Introduction to Data classes in Python
Introduction
Data classes in Python provide a powerful and concise way to define classes that are primarily used to store data. They reduce boilerplate code, improve readability, and integrate well with Python's type hinting. By understanding and utilizing data classes, you can write cleaner and more maintainable code for your data-centric classes.
Dataclasses are a feature in Python that provides a decorator and functions for automatically adding special methods to user-defined classes. They were introduced in Python 3.7 via PEP 557 and simplify the process of creating classes that are primarily used to store data.
What is a dataclass?
A dataclass is a class decorated with @dataclass
from the dataclasses
module. This decorator automatically generates special methods based on the class attributes, such as the initializer __init__
, string representation __repr__
, and equality __eq__
.
Dataclasses require type annotations for all fields. This helps to clearly define what type each field should be:
Example 1: This example demonstrates a simple Data Class for handling resolution settings in an application without default values.
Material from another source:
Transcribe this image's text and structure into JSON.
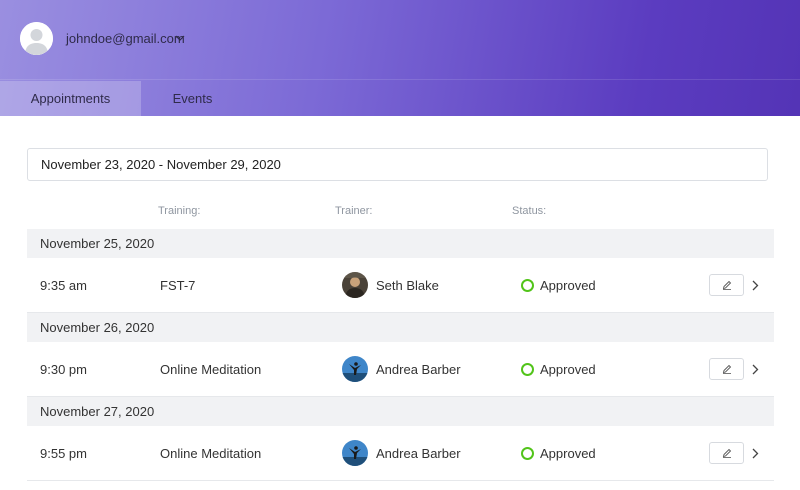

from dataclasses import dataclass
@dataclass
class ResolutionAppConfig():
"""Resolution dataclass."""
height: int
width: int
The ResolutionAppConfig
class, stores the height and width of a resolution.
Example 2: In this example, we create a Data Class for video configuration settings. It includes default values and optional nested Data Classes.
from dataclasses import dataclass, field
from typing import Optional
@dataclass
class VideoAppConfig:
"""Video config dataclass."""
name: str
resolution: Optional[ResolutionAppConfig] = None
max_fps: int = 30
preview: bool = False
focus_control: bool = False
Here, VideoAppConfig
includes attributes such as name
, resolution
, max_fps
, preview
, and focus_control
. The resolution
attribute is an optional instance of ResolutionAppConfig
, demonstrating how Data Classes can be nested.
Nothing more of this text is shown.